Nurma menerangkan, individu tersebut lalu mengilhami hal yang dialaminya dan mengaplikasikannya pada kehidupannya.
"Mereka merasa dipukul, dicacimaki atau tidak menghargai pasangan itu sebagai hal yang wajar dalam hubungan keluarga," kata Nurma.
Namun, ada pula yang menjadikannya pengalaman untuk tidak mengulanginya di masa depan.
Sayangnya, hanya segelintir korban KDRT yang merasakan hal itu dan berusaha tidak melakukan kesalahan yang serupa.
Karena itu, praktik kekerasan dalam keluarga bisa sangat berdampak buruk. Bukan hanya secara fisik namun juga secara mental terhadap anak-anak.
Respons berbeda
Lihat Foto Ilustrasi anak korban perceraian.(FREEPIK)

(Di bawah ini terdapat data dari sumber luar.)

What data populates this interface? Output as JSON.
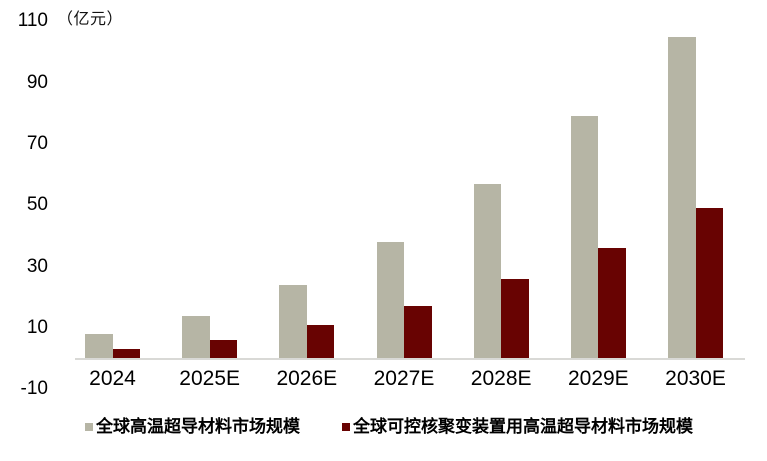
{
  "chart_data": {
    "type": "bar",
    "title": "",
    "unit_label": "（亿元）",
    "categories": [
      "2024",
      "2025E",
      "2026E",
      "2027E",
      "2028E",
      "2029E",
      "2030E"
    ],
    "series": [
      {
        "name": "全球高温超导材料市场规模",
        "color": "#b6b5a5",
        "values": [
          8,
          14,
          24,
          38,
          57,
          79,
          105
        ]
      },
      {
        "name": "全球可控核聚变装置用高温超导材料市场规模",
        "color": "#680302",
        "values": [
          3,
          6,
          11,
          17,
          26,
          36,
          49
        ]
      }
    ],
    "y_axis": {
      "ticks": [
        110,
        90,
        70,
        50,
        30,
        10,
        -10
      ],
      "min": -10,
      "max": 110
    },
    "xlabel": "",
    "ylabel": "亿元",
    "grid": "none",
    "legend_position": "bottom",
    "axis_line_color": "#d9d9d6",
    "background": "#ffffff"
  }
}
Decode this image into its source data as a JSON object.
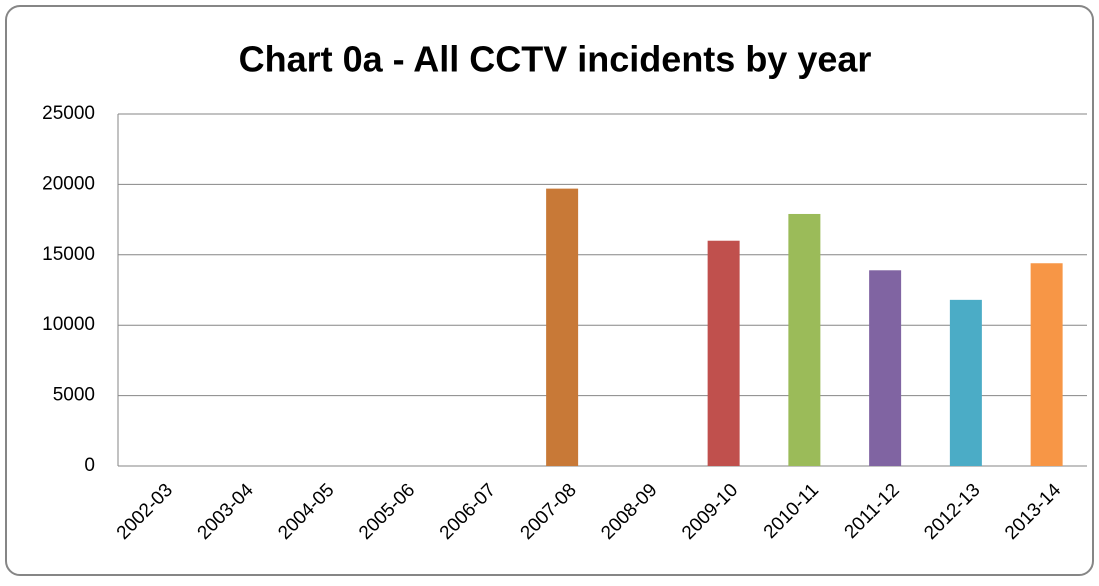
{
  "chart_data": {
    "type": "bar",
    "title": "Chart 0a - All CCTV incidents by year",
    "categories": [
      "2002-03",
      "2003-04",
      "2004-05",
      "2005-06",
      "2006-07",
      "2007-08",
      "2008-09",
      "2009-10",
      "2010-11",
      "2011-12",
      "2012-13",
      "2013-14"
    ],
    "values": [
      null,
      null,
      null,
      null,
      null,
      19700,
      null,
      16000,
      17900,
      13900,
      11800,
      14400
    ],
    "colors": [
      null,
      null,
      null,
      null,
      null,
      "#c87937",
      null,
      "#c0504d",
      "#9bbb59",
      "#8064a2",
      "#4bacc6",
      "#f79646"
    ],
    "ylim": [
      0,
      25000
    ],
    "yticks": [
      0,
      5000,
      10000,
      15000,
      20000,
      25000
    ],
    "grid": true
  }
}
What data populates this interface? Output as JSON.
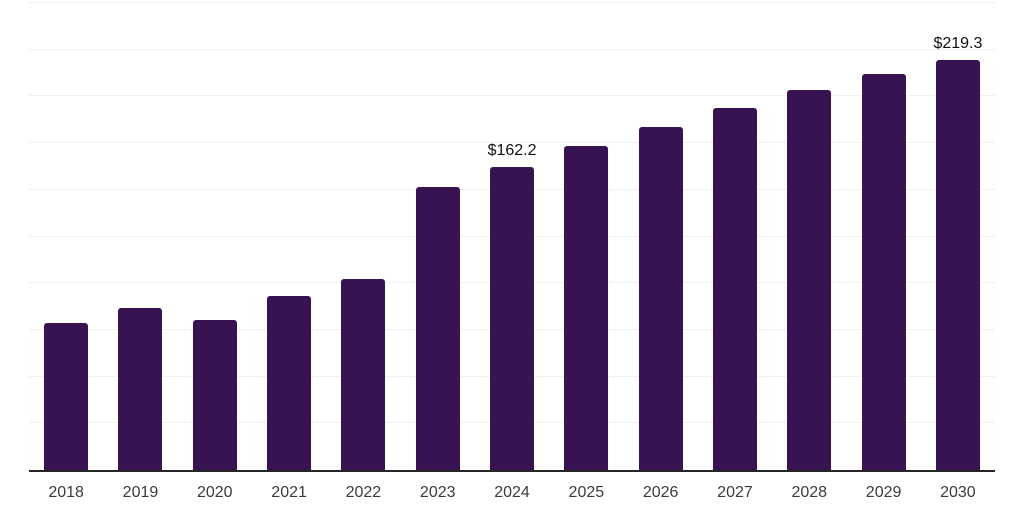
{
  "chart": {
    "background_color": "#ffffff",
    "bar_color": "#371451",
    "axis_color": "#262626",
    "gridline_color": "#f0f0f0",
    "tick_label_color": "#3b3b3b",
    "value_label_color": "#111111"
  },
  "chart_data": {
    "type": "bar",
    "title": "",
    "xlabel": "",
    "ylabel": "",
    "categories": [
      "2018",
      "2019",
      "2020",
      "2021",
      "2022",
      "2023",
      "2024",
      "2025",
      "2026",
      "2027",
      "2028",
      "2029",
      "2030"
    ],
    "values": [
      78.8,
      87.0,
      80.2,
      93.2,
      102.5,
      151.4,
      162.2,
      173.6,
      183.8,
      194.0,
      203.5,
      212.0,
      219.3
    ],
    "data_labels": [
      "",
      "",
      "",
      "",
      "",
      "",
      "$162.2",
      "",
      "",
      "",
      "",
      "",
      "$219.3"
    ],
    "ylim": [
      0,
      250
    ],
    "grid_step": 25,
    "grid": "horizontal-only",
    "y_axis_labels_visible": false,
    "legend": "none"
  }
}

Penelitian dari organisasi yang berbasis di Yogyakarta ini juga menunjukkan jika jenis kelamin seseorang menentukan bagaimana sikapnya sebagai korban KDRT.
Nurma menguraikan, anak laki-laki yang melihat dan menjadi korban kekerasan dalam keluarga memiliki kecenderungan tumbuh sebagai pelaku KDRT.